Sou uma jovem estudante de engenharia arquitetônica — um sonho que acalento desde a infância. Um sonho que antes era repleto de cores, linhas e belos desenhos, mas que, sob o fogo da guerra, se transformou em agonia diária, e a esperança está se esvaindo sob os escombros. Em Gaza, não vivemos vidas normais, nem estudamos como os outros. Cada dia é uma batalha pela sobrevivência, mas carregamos nossos livros, nossos dispositivos e nossos sonhos nos ombros e seguimos em frente.
Estou afastada dos meus estudos há mais de um ano — um ano de dor e espera, um ano de busca por um vislumbre de esperança na escuridão da destruição. Todas as manhãs, acordo com o som de bombas e o terror do desconhecido. Caminho por ruas que não conhecem mais segurança, em busca de um sinal de internet para assistir às minhas aulas, de um fio de eletricidade para iluminar a escuridão do meu dia.
Eu era forçada a me aventurar diariamente em jornadas perigosas, indo a lugares onde eu não tinha nem como garantir minha própria segurança, só para encontrar a conexão de internet necessária para estudar. A cada dia que passava, o sonho da formatura se apagava dos meus olhos.
Cada momento era desperdiçado procurando um lugar tranquilo para estudar, entrar em contato com meus professores, entregar trabalhos. Eu não precisava apenas da internet — eu precisava de um espaço seguro para me concentrar, para silenciar as guerras internas que rugiam em meu coração. Era como se eu estivesse lutando a cada momento — fosse buscando um sinal ou fugindo de um ataque aéreo que se aproximava.
Nessas condições, o ensino a distância parecia um sonho distante. A engenharia arquitetônica, uma área que exige aplicação prática, foi reduzida a mero material teórico em uma tela de computador.

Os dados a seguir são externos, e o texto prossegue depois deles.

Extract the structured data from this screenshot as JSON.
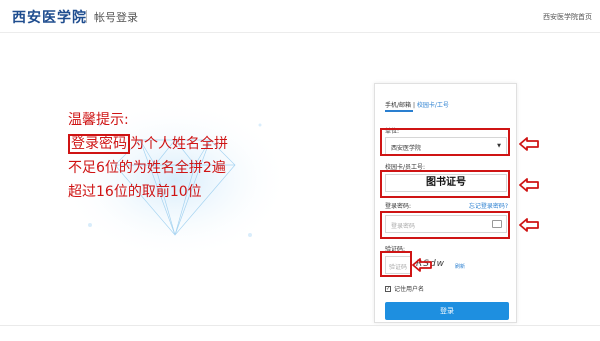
{
  "header": {
    "logo": "西安医学院",
    "subtitle": "帐号登录",
    "home_link": "西安医学院首页"
  },
  "tips": {
    "line1": "温馨提示:",
    "line2_boxed": "登录密码",
    "line2_rest": "为个人姓名全拼",
    "line3": "不足6位的为姓名全拼2遍",
    "line4": "超过16位的取前10位"
  },
  "login": {
    "tab_phone_email": "手机/邮箱",
    "tab_separator": " | ",
    "tab_card": "校园卡/工号",
    "unit_label": "单位:",
    "unit_value": "西安医学院",
    "card_label": "校园卡/员工号:",
    "card_value": "图书证号",
    "password_label": "登录密码:",
    "forgot_link": "忘记登录密码?",
    "password_placeholder": "登录密码",
    "captcha_label": "验证码:",
    "captcha_placeholder": "验证码",
    "captcha_text": "RSdw",
    "refresh_link": "刷新",
    "remember_label": "记住用户名",
    "login_button": "登录"
  },
  "colors": {
    "brand": "#1f4d8f",
    "accent": "#1e8fe0",
    "annotation_red": "#cf1414",
    "link": "#2a7fd0"
  },
  "icons": [
    "caret-down-icon",
    "keyboard-icon",
    "checkbox-checked-icon",
    "left-arrow-annotation-icon"
  ]
}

Como eu poderia compreender o projeto de construção ou rascunhar plantas quando as ferramentas de que precisava estavam destruídas? Como eu poderia aprender a usar uma impressora 3D ou trabalhar em modelos de engenharia quando o equipamento de que precisava estava em ruínas — quando minha casa, antes meu estúdio, agora era apenas escombros? A ocupação destruiu tudo, até mesmo a esperança de retornar àqueles cômodos outrora repletos de meus sonhos e ambições.
À medida que as provas se aproximavam, meu sofrimento se multiplicava. Conseguir uma conexão de internet estável naquela época era quase impossível. Às vezes, eu assistia a palestras à luz de velas, estudando com anotações rabiscadas às pressas em papel colorido, pois não tinha acesso a materiais digitais ou aos recursos cruciais para as provas. O tempo passava, e um medo profundo se apoderava do meu coração: "Será que vou conseguir passar por essas etapas ou esta guerra marcará o fim dos meus sonhos?"
As provas eram um pesadelo. Imagine ter que entregar um projeto preciso dentro do prazo, sem luz, sem internet, sem um lugar seguro para sentar. Eu me deslocava entre casas e centros, procurando um sinal de Wi-Fi fraco, um carregador portátil, uma vela para estudar.
Eu fiz meus exames com o coração em outro lugar — porque uma invasão poderia começar a qualquer momento, porque a ocupação poderia invadir o bairro ou bombardear a área de repente, porque a morte estava mais perto de nós do que qualquer coisa.
18 de março, quando as balas se tornaram meu projeto final
A noite se esvaiu no céu de Gaza. Já passava da meia-noite e eu estava sentado entre meus esboços arquitetônicos, tentando reconstruir o que restava da minha cidade destruída — como se o lápis em minha mão pudesse desfazer o que os tanques da ocupação haviam feito.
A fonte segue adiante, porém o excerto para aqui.